"We don't have to go through Washington on our way to be global. We are global. We've got people all over the world," Immelt told "Mad Money" host Jim Cramer on Wednesday.
From the perspective of an investor, Immelt said it is necessary for GE to be a good American company, but to also be able to do business in Saudi Arabia, China and Brazil. While he wants President Trump to be able to have impactful negotiations and relationships around the world, but considers it the responsibility of GE to do that on its own.
"We don't really need trade deals to be able to be effective. We can kind of navigate the world on our own and I am perfectly comfortable doing that," Immelt said.

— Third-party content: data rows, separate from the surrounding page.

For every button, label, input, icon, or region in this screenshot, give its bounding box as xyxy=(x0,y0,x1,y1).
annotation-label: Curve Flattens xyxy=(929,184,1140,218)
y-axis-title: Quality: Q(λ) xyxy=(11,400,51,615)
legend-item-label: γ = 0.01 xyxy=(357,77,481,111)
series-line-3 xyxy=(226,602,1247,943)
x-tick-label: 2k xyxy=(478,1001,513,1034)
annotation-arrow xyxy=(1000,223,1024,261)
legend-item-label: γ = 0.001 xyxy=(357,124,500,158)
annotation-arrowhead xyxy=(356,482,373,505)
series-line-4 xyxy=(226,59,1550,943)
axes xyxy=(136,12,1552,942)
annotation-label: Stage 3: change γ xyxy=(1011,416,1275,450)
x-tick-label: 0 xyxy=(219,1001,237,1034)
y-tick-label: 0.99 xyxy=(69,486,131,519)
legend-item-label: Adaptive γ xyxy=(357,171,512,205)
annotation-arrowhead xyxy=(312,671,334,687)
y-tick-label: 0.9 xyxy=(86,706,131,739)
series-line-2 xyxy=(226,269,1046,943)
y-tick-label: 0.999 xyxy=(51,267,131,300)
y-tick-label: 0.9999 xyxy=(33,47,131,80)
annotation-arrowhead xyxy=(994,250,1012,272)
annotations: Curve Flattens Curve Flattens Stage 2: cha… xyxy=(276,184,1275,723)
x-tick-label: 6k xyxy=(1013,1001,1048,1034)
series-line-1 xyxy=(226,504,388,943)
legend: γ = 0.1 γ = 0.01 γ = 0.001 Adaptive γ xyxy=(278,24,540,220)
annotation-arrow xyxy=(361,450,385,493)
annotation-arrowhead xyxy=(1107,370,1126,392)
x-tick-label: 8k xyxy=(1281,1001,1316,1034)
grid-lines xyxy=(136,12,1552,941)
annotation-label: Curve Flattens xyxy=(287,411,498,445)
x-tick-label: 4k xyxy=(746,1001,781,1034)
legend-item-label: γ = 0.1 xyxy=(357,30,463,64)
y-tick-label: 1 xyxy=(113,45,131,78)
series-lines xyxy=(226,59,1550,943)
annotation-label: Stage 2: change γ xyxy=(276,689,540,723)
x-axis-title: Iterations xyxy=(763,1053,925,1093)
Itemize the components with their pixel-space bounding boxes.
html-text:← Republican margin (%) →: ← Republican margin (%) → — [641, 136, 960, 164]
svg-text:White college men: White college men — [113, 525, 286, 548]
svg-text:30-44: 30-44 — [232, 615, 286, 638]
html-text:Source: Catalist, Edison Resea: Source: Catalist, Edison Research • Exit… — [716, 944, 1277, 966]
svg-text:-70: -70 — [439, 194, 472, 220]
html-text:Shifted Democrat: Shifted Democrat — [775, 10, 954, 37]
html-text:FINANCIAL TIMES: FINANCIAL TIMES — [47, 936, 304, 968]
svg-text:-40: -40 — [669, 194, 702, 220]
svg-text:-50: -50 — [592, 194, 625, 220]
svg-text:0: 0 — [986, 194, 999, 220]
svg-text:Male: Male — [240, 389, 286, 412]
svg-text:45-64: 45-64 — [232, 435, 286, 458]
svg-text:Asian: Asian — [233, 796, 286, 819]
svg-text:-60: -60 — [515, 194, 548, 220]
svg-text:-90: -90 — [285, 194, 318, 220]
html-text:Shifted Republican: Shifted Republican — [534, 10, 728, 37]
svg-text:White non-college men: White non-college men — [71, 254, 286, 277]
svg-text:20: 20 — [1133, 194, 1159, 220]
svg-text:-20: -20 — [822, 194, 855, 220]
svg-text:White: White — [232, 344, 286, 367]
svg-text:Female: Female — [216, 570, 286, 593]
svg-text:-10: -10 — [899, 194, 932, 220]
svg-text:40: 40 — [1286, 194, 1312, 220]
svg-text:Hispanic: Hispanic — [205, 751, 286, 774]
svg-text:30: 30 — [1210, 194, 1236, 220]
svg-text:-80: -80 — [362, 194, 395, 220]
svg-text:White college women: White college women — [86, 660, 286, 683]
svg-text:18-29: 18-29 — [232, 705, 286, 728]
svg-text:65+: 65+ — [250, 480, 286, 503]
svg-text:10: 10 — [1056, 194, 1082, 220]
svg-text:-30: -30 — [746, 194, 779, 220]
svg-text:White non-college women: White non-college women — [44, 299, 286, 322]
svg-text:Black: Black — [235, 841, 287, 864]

Immelt said he likes what Trump has done so far in his first few weeks of presidency and is optimistic surrounding his plans for infrastructure, tax reform and regulatory reform.
When GE reported on Jan. 20, it posted in-line earnings with slightly weaker-than-expected revenue. With the stock down 6 percent for the year, Immelt confirmed that the biggest impact has been oil and gas to the company.
"If you look at last year in its totality, really the biggest drain on the company was oil and gas by far. Oil and gas down 35 percent, the rest of the company up 8 percent," Immelt said.
At the end of October, GE announced it would spin off its oil and gas business to merge it with Baker Hughes. This is anticipated to create the second largest oil service company on earth.